Yeah, I'll pass. I don't think I can deal with that privilege even for entertainment right now. So many times, I've traveled and noticed that the only people who look like me are working in the kitchen - NOT THE WAITER/WAITRESS - or cleaning my room. I want to bring another side to this conversation. Can we really find this entertaining right now? Can I watch a show about rich white people with rich white problems? I can't. Too close to my reality, from the service staff, not the guests. I work at a law firm in Los Angeles and I'm slapped in the face with white privilege all day every day. I get to see how the ladder gets whiter and whiter the higher up you go, the fact that the most diversity exists amongst support staff. I get to hear about their lavish vacations that sound familiar to the show. All the while knowing that as hard as I've worked, gone to a good college, have a degree, I'll never reach that kind of wealth. So, it's a pass for me.
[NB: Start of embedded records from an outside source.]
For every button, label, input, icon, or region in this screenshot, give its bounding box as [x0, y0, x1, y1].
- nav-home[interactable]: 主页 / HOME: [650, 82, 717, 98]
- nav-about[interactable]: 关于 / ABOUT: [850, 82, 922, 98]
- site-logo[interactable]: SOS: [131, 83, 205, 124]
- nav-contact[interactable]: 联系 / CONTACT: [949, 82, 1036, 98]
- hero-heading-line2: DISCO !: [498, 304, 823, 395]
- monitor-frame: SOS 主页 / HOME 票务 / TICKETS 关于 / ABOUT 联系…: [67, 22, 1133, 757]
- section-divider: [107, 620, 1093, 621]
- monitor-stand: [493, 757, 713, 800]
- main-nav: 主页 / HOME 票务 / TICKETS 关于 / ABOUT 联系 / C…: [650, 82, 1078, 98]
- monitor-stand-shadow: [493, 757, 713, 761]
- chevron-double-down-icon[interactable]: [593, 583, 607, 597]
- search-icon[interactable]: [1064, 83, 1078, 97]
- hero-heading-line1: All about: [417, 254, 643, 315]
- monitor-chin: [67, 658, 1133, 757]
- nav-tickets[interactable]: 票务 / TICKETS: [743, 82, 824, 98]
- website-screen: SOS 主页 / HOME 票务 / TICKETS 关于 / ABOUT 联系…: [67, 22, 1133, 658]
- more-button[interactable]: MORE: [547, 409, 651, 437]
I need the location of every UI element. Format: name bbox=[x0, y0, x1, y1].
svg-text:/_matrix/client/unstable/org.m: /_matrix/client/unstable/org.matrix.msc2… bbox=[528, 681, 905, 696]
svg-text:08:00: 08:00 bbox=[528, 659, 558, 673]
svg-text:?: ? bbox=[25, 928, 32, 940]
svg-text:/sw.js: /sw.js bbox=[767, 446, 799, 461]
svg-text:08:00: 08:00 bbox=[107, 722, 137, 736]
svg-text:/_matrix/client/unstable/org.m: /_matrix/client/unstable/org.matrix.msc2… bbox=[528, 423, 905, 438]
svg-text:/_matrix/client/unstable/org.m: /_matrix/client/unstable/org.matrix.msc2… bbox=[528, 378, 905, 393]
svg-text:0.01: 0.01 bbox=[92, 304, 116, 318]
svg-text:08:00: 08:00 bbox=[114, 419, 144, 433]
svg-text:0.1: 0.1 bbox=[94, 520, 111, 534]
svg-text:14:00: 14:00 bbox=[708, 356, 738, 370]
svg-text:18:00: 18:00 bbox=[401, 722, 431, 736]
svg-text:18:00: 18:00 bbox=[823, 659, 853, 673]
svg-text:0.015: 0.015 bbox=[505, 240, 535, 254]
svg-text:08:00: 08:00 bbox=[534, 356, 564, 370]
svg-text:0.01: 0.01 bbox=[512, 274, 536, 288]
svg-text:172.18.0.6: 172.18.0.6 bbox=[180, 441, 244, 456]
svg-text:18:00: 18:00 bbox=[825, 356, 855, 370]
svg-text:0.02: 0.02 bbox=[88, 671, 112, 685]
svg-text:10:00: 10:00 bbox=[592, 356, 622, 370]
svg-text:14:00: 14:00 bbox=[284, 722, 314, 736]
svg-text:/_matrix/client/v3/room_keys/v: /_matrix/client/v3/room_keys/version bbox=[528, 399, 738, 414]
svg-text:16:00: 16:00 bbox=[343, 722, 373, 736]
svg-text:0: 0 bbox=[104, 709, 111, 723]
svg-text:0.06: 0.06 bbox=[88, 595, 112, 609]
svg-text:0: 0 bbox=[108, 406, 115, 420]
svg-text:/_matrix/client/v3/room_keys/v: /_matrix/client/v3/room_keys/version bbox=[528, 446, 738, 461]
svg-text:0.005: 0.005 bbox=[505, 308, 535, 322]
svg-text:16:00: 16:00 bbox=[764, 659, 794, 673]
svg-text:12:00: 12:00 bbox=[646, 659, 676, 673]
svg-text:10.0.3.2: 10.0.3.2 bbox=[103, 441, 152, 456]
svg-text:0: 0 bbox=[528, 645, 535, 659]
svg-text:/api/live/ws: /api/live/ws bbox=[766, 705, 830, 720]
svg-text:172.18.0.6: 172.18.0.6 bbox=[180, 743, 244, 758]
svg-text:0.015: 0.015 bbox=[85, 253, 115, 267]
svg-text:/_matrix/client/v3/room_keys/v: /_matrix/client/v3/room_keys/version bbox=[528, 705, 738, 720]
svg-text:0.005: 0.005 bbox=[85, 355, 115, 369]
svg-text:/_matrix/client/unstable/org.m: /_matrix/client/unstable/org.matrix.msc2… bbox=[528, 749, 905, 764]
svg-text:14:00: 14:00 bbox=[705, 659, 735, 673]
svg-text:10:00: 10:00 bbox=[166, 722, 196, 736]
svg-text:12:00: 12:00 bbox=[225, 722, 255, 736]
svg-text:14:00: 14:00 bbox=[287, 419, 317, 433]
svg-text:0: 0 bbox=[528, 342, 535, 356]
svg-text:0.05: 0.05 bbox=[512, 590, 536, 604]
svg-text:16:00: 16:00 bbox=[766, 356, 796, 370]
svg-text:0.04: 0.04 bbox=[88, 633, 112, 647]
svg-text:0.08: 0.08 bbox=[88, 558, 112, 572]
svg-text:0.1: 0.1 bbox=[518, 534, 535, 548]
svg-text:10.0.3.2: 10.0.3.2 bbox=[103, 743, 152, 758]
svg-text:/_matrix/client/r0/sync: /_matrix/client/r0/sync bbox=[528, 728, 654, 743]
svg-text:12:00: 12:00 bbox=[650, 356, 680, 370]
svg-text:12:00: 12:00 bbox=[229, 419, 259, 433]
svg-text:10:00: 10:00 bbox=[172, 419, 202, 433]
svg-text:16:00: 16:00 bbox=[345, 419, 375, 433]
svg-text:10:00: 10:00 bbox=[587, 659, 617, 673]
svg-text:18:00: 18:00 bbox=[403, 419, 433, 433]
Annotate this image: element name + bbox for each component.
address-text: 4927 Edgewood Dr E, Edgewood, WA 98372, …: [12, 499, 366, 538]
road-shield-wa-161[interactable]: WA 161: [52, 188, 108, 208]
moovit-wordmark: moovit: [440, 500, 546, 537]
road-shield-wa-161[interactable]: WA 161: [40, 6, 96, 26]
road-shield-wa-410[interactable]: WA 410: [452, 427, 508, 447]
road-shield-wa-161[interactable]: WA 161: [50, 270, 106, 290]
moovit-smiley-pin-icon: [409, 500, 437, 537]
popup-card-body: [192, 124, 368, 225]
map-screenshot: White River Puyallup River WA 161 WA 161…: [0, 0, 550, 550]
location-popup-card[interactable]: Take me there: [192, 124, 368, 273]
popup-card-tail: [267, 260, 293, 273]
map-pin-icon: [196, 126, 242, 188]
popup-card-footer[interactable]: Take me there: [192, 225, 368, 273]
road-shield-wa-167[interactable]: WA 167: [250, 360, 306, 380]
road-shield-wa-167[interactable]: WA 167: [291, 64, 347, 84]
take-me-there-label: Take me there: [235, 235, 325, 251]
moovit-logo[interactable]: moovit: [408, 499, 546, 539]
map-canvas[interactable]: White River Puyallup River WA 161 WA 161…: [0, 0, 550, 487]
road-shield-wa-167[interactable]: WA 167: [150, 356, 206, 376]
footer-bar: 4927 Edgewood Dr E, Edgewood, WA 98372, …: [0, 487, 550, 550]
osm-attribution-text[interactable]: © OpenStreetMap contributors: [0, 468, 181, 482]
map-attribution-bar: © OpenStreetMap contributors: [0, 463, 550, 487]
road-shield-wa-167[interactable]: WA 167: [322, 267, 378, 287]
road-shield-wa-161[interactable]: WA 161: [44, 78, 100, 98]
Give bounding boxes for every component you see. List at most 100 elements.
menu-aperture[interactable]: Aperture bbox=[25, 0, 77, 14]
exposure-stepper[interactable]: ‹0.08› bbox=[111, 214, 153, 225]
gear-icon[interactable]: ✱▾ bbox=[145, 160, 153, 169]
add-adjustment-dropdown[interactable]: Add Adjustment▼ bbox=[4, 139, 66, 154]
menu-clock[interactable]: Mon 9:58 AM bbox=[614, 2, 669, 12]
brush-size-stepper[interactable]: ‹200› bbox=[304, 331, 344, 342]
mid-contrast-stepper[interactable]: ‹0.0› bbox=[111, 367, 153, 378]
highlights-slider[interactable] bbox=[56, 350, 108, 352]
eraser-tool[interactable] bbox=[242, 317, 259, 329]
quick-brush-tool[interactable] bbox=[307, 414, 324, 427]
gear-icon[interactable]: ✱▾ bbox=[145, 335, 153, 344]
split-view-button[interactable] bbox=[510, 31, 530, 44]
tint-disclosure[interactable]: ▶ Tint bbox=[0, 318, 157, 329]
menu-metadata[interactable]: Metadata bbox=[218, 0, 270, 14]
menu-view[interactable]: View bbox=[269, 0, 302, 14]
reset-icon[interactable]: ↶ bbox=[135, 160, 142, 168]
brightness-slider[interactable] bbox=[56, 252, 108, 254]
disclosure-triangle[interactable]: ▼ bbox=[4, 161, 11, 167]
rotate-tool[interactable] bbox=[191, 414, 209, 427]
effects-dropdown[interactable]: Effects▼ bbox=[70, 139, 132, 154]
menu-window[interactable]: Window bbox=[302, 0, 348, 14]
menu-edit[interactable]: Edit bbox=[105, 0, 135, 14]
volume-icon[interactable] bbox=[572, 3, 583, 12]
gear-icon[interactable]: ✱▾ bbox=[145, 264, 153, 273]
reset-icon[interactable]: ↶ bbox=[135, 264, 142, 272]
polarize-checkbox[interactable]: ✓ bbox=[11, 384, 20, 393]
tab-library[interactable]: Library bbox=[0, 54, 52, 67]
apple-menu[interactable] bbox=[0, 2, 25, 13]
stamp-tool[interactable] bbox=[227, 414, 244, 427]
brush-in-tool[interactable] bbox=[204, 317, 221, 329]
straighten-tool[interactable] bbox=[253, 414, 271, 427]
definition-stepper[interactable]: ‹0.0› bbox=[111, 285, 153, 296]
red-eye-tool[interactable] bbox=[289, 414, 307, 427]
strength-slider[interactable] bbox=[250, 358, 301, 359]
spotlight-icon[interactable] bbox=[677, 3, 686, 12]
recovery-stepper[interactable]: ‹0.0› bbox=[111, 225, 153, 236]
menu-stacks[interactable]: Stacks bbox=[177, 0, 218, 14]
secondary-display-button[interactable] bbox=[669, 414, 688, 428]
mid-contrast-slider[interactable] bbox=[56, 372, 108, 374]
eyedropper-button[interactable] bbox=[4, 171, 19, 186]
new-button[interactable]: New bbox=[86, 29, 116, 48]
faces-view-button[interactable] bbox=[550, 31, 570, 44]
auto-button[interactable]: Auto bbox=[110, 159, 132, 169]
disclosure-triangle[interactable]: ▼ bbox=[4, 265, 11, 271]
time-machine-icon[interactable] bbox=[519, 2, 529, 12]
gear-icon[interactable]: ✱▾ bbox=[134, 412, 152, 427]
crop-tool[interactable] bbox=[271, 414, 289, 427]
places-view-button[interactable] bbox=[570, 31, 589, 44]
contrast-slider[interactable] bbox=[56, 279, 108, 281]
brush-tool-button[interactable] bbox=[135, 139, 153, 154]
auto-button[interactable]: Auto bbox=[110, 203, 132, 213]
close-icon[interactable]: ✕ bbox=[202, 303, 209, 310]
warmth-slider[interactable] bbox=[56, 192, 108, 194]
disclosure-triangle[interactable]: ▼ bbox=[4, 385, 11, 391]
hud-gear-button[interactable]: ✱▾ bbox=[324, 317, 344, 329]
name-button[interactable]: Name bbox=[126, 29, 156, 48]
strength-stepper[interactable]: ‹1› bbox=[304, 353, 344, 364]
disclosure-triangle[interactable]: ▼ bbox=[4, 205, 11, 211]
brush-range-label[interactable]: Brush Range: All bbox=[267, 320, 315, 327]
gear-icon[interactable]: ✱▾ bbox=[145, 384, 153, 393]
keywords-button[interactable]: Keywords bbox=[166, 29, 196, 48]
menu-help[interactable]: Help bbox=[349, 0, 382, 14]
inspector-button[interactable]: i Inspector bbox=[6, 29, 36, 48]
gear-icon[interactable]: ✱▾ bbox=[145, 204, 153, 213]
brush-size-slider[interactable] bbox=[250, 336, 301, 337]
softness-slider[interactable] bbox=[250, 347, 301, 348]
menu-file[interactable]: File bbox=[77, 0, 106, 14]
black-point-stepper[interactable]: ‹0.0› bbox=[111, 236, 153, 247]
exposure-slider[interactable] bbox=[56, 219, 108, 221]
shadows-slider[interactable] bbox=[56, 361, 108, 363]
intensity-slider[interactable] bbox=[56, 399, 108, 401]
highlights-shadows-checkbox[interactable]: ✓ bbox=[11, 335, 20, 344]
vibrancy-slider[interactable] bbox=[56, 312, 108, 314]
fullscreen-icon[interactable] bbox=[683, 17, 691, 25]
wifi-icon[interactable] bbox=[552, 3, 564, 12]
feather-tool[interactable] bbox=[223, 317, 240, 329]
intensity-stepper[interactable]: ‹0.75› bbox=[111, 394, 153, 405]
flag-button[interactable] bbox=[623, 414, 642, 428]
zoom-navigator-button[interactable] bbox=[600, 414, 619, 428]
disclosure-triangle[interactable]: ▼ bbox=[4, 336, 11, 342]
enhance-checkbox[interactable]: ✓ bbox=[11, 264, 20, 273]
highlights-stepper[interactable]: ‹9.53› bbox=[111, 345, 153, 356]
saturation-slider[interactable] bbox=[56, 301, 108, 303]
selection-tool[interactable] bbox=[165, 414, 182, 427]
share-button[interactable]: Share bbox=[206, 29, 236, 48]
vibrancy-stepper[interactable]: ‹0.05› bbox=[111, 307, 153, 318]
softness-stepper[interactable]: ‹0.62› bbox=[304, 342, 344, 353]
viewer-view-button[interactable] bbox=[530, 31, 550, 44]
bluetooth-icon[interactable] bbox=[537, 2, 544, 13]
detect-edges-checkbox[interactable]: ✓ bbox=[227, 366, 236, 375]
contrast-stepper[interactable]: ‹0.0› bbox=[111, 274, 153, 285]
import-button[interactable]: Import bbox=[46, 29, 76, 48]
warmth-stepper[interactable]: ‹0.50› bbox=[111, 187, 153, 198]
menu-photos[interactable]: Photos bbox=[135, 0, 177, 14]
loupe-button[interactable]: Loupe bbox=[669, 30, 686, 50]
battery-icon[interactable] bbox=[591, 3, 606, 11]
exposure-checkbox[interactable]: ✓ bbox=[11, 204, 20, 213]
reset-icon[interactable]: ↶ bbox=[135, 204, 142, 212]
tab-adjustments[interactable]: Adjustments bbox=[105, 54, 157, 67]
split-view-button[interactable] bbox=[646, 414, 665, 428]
I know someone like Olivia, I agree... She is the scariest person I have befriended, unfriended, befriended and unfriended. She also has BPD which causes her to present differently. Amazingly attractive person based on how she pays to look and what she says, but very creepy manipulative behaviors.
I was not impressed with this show. I felt like it is talking about all the common issues of the day, that most of us see in the micro communities around us. We see them with the ladies wearing Lily Pulitzer, boat shopping on their social media’s, then helping the poor unfortunate women they have brought up from the bottom by “loving” them… but would they part with cash, give them connections, help them start a business…absolutely not.
The staff were so used. What seems crazy is the lack of boundaries between what these privileged guests want and think they are paying for. Customer service is a bullshit job. It needs a new definition. I give you the service you are paying for, I’m not here to be your friend. Just shows how lotus eaters think they can buy companionship and friendship… tale as evident as time. Like people at their jobs don’t want to give out therapy or and be questioned about their personal lives while working. Everyone who is different than you isn’t a fucking tour guide of a new culture.
Get in a group/hobby, befriend the person different than you, invite them to your house for dinner. Don’t use people who are working to help broaden your understanding. That’s what I’ve noticed with this show and how it relates to life. Using the already used people to feel better about being white. It’s old.